Memories-Back at the home place in the Hill Country of Texas, one of the family landmarks was "Spy Rock" a huge pink granite outcropping of many, many acres that we would have family picnics. It was grand to climb to the top (required rock climbing skills to scale the smooth sides along using the crevices and deep crevasses)and see for miles or entire the caves with old Indian symbols- a hidden treasure. The unstable and porous granite (no good for commercial use) would wash down the rock slopes into a stream. I cannot remember at any time the grains binding together, always loose. So, I agree that it must be something in the water.


----------



## jake3404 (Dec 3, 2010)

As a former rock quarry engineer, what you guys are calling Decomposed Granite is a form of Base Course. Base Course is a gravel that has fines (average person calls dust) in it. It is used as a base on roads, foundations, concrete work, gravel roads and anything that needs a solid base. What you have discovered is the main reason it is used, the ability it has to set up, like concrete, and form a solid base. The names of materials is very dependant of region, what someone calls a certain material in Pennsylvania does not mean it is the same stuff in Arizona. 

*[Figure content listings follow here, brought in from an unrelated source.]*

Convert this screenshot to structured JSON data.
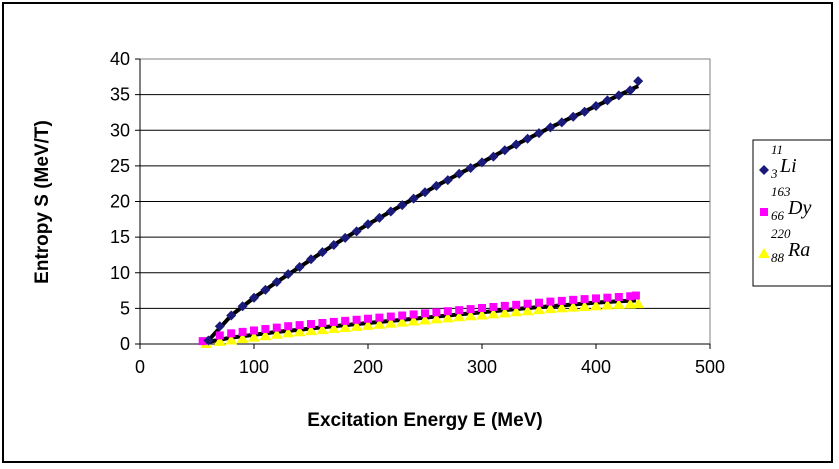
{
  "chart_data": {
    "type": "scatter",
    "xlabel": "Excitation Energy E (MeV)",
    "ylabel": "Entropy S (MeV/T)",
    "xlim": [
      0,
      500
    ],
    "ylim": [
      0,
      40
    ],
    "xticks": [
      "0",
      "100",
      "200",
      "300",
      "400",
      "500"
    ],
    "yticks": [
      "0",
      "5",
      "10",
      "15",
      "20",
      "25",
      "30",
      "35",
      "40"
    ],
    "grid": "horizontal",
    "legend_position": "right",
    "series": [
      {
        "name": "Li",
        "mass": "11",
        "charge": "3",
        "marker": "diamond",
        "color": "#1a1a7a",
        "x": [
          60,
          70,
          80,
          90,
          100,
          110,
          120,
          130,
          140,
          150,
          160,
          170,
          180,
          190,
          200,
          210,
          220,
          230,
          240,
          250,
          260,
          270,
          280,
          290,
          300,
          310,
          320,
          330,
          340,
          350,
          360,
          370,
          380,
          390,
          400,
          410,
          420,
          430,
          437
        ],
        "y": [
          0.5,
          2.5,
          4.0,
          5.3,
          6.5,
          7.6,
          8.7,
          9.8,
          10.8,
          11.9,
          12.9,
          13.9,
          14.9,
          15.8,
          16.8,
          17.7,
          18.6,
          19.5,
          20.4,
          21.3,
          22.2,
          23.0,
          23.9,
          24.7,
          25.5,
          26.3,
          27.2,
          28.0,
          28.8,
          29.6,
          30.4,
          31.1,
          31.9,
          32.6,
          33.4,
          34.2,
          34.9,
          35.6,
          36.9
        ]
      },
      {
        "name": "Dy",
        "mass": "163",
        "charge": "66",
        "marker": "square",
        "color": "#ff00ff",
        "x": [
          55,
          70,
          80,
          90,
          100,
          110,
          120,
          130,
          140,
          150,
          160,
          170,
          180,
          190,
          200,
          210,
          220,
          230,
          240,
          250,
          260,
          270,
          280,
          290,
          300,
          310,
          320,
          330,
          340,
          350,
          360,
          370,
          380,
          390,
          400,
          410,
          420,
          430,
          435
        ],
        "y": [
          0.4,
          1.2,
          1.5,
          1.7,
          1.9,
          2.1,
          2.3,
          2.5,
          2.65,
          2.8,
          2.95,
          3.1,
          3.25,
          3.4,
          3.55,
          3.7,
          3.85,
          4.0,
          4.15,
          4.3,
          4.45,
          4.6,
          4.75,
          4.9,
          5.05,
          5.2,
          5.35,
          5.5,
          5.65,
          5.8,
          5.95,
          6.05,
          6.2,
          6.3,
          6.4,
          6.5,
          6.6,
          6.7,
          6.8
        ]
      },
      {
        "name": "Ra",
        "mass": "220",
        "charge": "88",
        "marker": "triangle",
        "color": "#ffff00",
        "x": [
          58,
          70,
          80,
          90,
          100,
          110,
          120,
          130,
          140,
          150,
          160,
          170,
          180,
          190,
          200,
          210,
          220,
          230,
          240,
          250,
          260,
          270,
          280,
          290,
          300,
          310,
          320,
          330,
          340,
          350,
          360,
          370,
          380,
          390,
          400,
          410,
          420,
          430,
          437
        ],
        "y": [
          0.0,
          0.3,
          0.5,
          0.7,
          0.9,
          1.1,
          1.3,
          1.5,
          1.65,
          1.8,
          1.95,
          2.1,
          2.25,
          2.4,
          2.55,
          2.7,
          2.85,
          3.0,
          3.15,
          3.3,
          3.45,
          3.6,
          3.75,
          3.9,
          4.0,
          4.15,
          4.3,
          4.45,
          4.6,
          4.75,
          4.9,
          5.0,
          5.1,
          5.2,
          5.3,
          5.4,
          5.5,
          5.55,
          5.6
        ]
      }
    ],
    "fit_lines": [
      {
        "color": "#000000",
        "x": [
          60,
          80,
          100,
          120,
          140,
          160,
          180,
          200,
          220,
          240,
          260,
          280,
          300,
          320,
          340,
          360,
          380,
          400,
          420,
          437
        ],
        "y": [
          0.5,
          4.0,
          6.5,
          8.7,
          10.8,
          12.9,
          14.9,
          16.8,
          18.6,
          20.4,
          22.2,
          23.9,
          25.5,
          27.2,
          28.8,
          30.4,
          31.9,
          33.4,
          34.9,
          36.2
        ]
      },
      {
        "color": "#000000",
        "x": [
          60,
          80,
          100,
          120,
          140,
          160,
          180,
          200,
          220,
          240,
          260,
          280,
          300,
          320,
          340,
          360,
          380,
          400,
          420,
          435
        ],
        "y": [
          0.3,
          0.9,
          1.3,
          1.7,
          2.0,
          2.35,
          2.65,
          2.95,
          3.25,
          3.55,
          3.85,
          4.15,
          4.45,
          4.75,
          5.05,
          5.3,
          5.55,
          5.8,
          6.0,
          6.1
        ]
      }
    ]
  }
}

This setting up happens when you wet down the material, the fines will settle in between the large rock. The rock makes up the strength of the material and the fines stabilize the rocks so they dont move around. As far as using this material as a base for your track, is a good idea. It will set up very good and provide a solid base. At times it can wash out like anything, but it will do a good job of resisting it. 

If you wish to have a more prototypical look after you have installed your base, you can look at some of the washed materials. A 1/4" works out to about ~5" in 1:20.3 scale, and bigger if you go with a smaller scale such as 1:29 or up. However, it still looks just fine. The top layer is really just for looks, it does not provide much of a stability to your track, the base does that. 

I use on my layout a material we call "-4 +6" this is a clean rock that screens out all material that is larger than a 4 sieve (This is a number for a size opening of a screen, which equals 0.187") and smaller than a 6 sieve (0.132"). For me this scales out to around a 3"-4" nominal size (1:20.3) which is the size most railroads use for ballast on their railroad. Now I dont know if you can get this stuff in your area of not, at my quarry we made it for special asphalt and concrete mixes. It cant hurt to ask at a local quarry. And I would venture to say that it will be considerably cheaper to buy from the quarry instead of bagged product from the hardware store. As a comparison, I paid about $20 for 400 lbs of my material at the quarry. I have seen this stuff bagged up at the local hardware store and they were charging $20 for a 50 lb bag. 

Anyways, good luck. And I can answer anything you need when it comes to rock products.


----------



## Pjhinde (Mar 11, 2013)

Thanks Jake,

I also noticed that when you get the stuff wet again, you can mess with it (remold it). I discovered this when I had half a bag in a bucket in my barn. It set up like concrete and for grins I applied some water and whala, I was able to use it again. I think this goes with your "like anything, it will wash away eventually" (not exact quote I do not think) statement. 

Pj


----------



## Totalwrecker (Feb 26, 2009)

Actually Charles your description matches with Mr. Buffs explanation above. 
What you saw was freshly washed with no locking fines present. 
It is not the water, it takes a fair amount of time for minerals to leach out of water.... how long does it take for your shower head to clog? Same 'miracle gluing' minerals.... tic toc.... months or years? 

If we are to mimic the bigboys, we should be washing our ballast to remove the 'locking fines' and improve drainage... 
I have seen my track grow in heat, my ballast holds firm enough, but has plenty of give. I have coarse sand deposits on site that I use. 
My speculation of locking ballast is it could lead to buckling track during heat waves... my clime is 4 -114 degrees F. 

See ya down the line, 

John


----------



## jake3404 (Dec 3, 2010)

Just to add to what I was talking about, here is a picture of the material I used as the ballast.










Keep in mind I am only using this material for looks. It does not provide any stabilization of my track. I have a ladder roadbed.


----------



## toddalin (Jan 4, 2008)

Drag a magnet through the material and see if it/how much sticks. If the material is magnetic, it has a high iron content and will "bleed" off current in moist conditions. The extent of the "bleed" will determine if you can run track-powered, HIGH CURRENT, trains after sunset when the dew point drops, if you have dew in your area.


----------



## Pjhinde (Mar 11, 2013)

Using the ladder style track very little bed is actually in contact with the track and our dew is very low. On a morning after I run the sprinklers at night I do not fire things up until it all dries out. So no worries there. 

Thanks
Pj


----------